Saisi par la Laiga, l’association libre des gynécologues italiens pour l’application de la loi sur l’avortement, le Conseil de l’Europe vient d’infliger un carton rouge à l’Italie pour violation du droit à l’IVG. Dans sa plainte déposée au printemps dernier, l’organisation avait dénoncé le nombre croissant de gynécologues objecteurs de conscience proche des 90 % dans certaines régions.
Elle avait aussi évoqué un phénomène identique au niveau du personnel paramédical. Enfin, la Laiga dénonçait l’absence de mesures garantissant la présence permanente de médecins hospitaliers non objecteurs dans le service public.
Dans la pratique, la loi n’est quasiment plus appliquée
Officiellement, l’Italie n’a pas encore emboîté le pas à l’Espagne où le gouvernement a adopté en décembre dernier, un dispositif prévoyant la suppression du droit à l’avortement. Selon ce projet, les IVG seront autorisées seulement en cas de viol ou dans le cadre d’un contexte médical dangereux pour la mère.
Pourtant, ce ne sont pas les pressions qui manquent du côté italien. Les parlementaires proches des mouvances catholiques, les associations pro-vie et le Vatican montent ponctuellement au créneau pour réclamer une révision de la loi 194 adoptée par référendum en 1978.
Jusqu’à présent, ni le gouvernement ni le parlement n’ont osé s’aventurer sur un chemin aussi tortueux. Mais dans la pratique, la loi n’est quasiment plus appliquée comme le dénoncent ponctuellement les associations pro-avortement.
À la mi-mars par exemple, le cas d’une jeune femme ayant dû avorter seule dans les toilettes d’un hôpital romain a défrayé la chronique de l’autre coté des Alpes. Après lui avoir administré un traitement pour déclencher les contractions, les médecins objecteurs de conscience de service ce jour-là, ont refusé de l’assister.
Près de 80 % des gynécologues refusent
Selon un rapport publié au printemps dernier par l’Institut italien de statistiques (ISTAT), au niveau national 80 % des gynécologues et 50 % des anesthésistes et infirmiers refusent de pratiquer les IVG. Dans certaines régions comme le Latium, l’ISTAT a enregistré 90 % de spécialistes objecteurs de conscience. Dans le sud, le scénario est identique voire pire.
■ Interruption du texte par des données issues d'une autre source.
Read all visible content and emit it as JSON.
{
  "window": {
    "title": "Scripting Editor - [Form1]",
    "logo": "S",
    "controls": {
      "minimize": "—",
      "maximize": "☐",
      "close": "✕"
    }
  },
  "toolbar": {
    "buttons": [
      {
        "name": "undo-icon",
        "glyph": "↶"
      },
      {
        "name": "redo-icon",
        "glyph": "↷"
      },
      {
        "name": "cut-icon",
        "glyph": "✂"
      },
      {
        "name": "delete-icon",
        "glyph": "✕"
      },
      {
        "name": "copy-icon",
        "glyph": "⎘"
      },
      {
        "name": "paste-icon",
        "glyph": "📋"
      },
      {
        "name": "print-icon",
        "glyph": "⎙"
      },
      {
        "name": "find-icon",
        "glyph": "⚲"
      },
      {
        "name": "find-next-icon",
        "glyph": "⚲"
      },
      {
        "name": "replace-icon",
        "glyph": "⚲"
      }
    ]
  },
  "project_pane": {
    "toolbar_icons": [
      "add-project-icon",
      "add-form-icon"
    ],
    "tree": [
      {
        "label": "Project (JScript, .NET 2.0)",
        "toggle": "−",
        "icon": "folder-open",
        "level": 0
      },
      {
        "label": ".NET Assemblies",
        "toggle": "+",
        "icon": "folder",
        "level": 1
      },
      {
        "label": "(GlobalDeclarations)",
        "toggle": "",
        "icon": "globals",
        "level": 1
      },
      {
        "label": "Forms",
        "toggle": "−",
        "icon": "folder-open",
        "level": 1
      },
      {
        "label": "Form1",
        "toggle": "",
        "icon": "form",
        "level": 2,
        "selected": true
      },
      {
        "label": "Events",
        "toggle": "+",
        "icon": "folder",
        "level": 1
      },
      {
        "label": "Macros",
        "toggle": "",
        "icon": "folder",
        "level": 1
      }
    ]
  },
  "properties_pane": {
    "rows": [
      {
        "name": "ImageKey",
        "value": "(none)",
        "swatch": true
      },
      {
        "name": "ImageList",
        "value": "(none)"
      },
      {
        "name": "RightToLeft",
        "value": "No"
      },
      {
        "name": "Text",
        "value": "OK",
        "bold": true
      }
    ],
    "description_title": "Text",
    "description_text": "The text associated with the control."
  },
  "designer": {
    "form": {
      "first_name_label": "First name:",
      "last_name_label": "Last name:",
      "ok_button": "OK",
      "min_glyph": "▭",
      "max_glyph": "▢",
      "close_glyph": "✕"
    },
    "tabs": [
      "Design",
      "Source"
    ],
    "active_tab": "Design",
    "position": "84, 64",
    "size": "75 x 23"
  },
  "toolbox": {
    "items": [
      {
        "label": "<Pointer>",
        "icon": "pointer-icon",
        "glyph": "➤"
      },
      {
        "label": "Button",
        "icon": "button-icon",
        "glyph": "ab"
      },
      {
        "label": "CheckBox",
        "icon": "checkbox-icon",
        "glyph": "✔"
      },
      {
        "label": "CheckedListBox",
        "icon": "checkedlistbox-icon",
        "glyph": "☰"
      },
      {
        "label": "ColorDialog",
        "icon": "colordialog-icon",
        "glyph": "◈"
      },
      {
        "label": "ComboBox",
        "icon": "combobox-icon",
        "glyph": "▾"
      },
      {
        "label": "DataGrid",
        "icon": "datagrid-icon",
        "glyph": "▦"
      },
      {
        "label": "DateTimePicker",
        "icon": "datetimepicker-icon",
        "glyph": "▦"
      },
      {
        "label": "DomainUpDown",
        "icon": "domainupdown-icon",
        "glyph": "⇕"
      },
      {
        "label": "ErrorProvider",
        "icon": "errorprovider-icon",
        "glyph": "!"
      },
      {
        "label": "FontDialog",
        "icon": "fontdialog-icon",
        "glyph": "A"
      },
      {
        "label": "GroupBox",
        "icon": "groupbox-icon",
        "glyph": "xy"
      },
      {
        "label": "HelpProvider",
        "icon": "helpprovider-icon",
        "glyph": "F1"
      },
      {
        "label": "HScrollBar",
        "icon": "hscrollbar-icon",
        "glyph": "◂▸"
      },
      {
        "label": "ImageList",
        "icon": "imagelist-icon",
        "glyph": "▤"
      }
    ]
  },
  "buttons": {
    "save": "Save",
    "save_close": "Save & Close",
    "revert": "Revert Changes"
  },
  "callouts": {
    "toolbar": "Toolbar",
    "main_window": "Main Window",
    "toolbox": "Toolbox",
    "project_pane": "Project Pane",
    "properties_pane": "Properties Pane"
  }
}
À Bari, chef lieu des Pouilles, les deux gynécologues qui acceptaient encore de pratiquer des IVG ont jeté l’éponge au printemps dernier après avoir été pendant plusieurs mois, la cible privilégiée des associations pro-vie et de leurs collègues qui les accusaient d’assassinat. À Naples, un seul service hospitalier est encore ouvert et en Sicile, le taux d’abstention des spécialistes frôle la barre des 80,6 %. Dans ce mauvais film, les femmes privées du droit de disposer de leur corps et de leur volonté comme le soulignent les associations pro-Ivg, ont le choix entre deux solutions : les pratiques clandestines ou l’étranger.
À l’automne dernier, les démocrates et les députés du Mouvement « 5 stelle » crée en 2009 par le comique Beppe Grillo avaient demandé au parlement d’adopter un dispositif d’urgence introduisant l’obligation pour les hôpitaux publics, de garantir le droit à l’IVG. Dans un document, ces députés réclamaient des recrutements pour garantir la présence de médecins non objecteurs de conscience 24 heures sur 24.
En parallèle, les députés invoquaient l’ouverture de plannings familiaux. Mais ces requêtes sont restées lettre morte en raison du changement de gouvernement et des pressions des lobbies pro-vie. Avec le carton rouge infligé par Bruxelles qui s’ajoute à trois autres amendes, l’exécutif pourrait finalement prendre le dossier en main.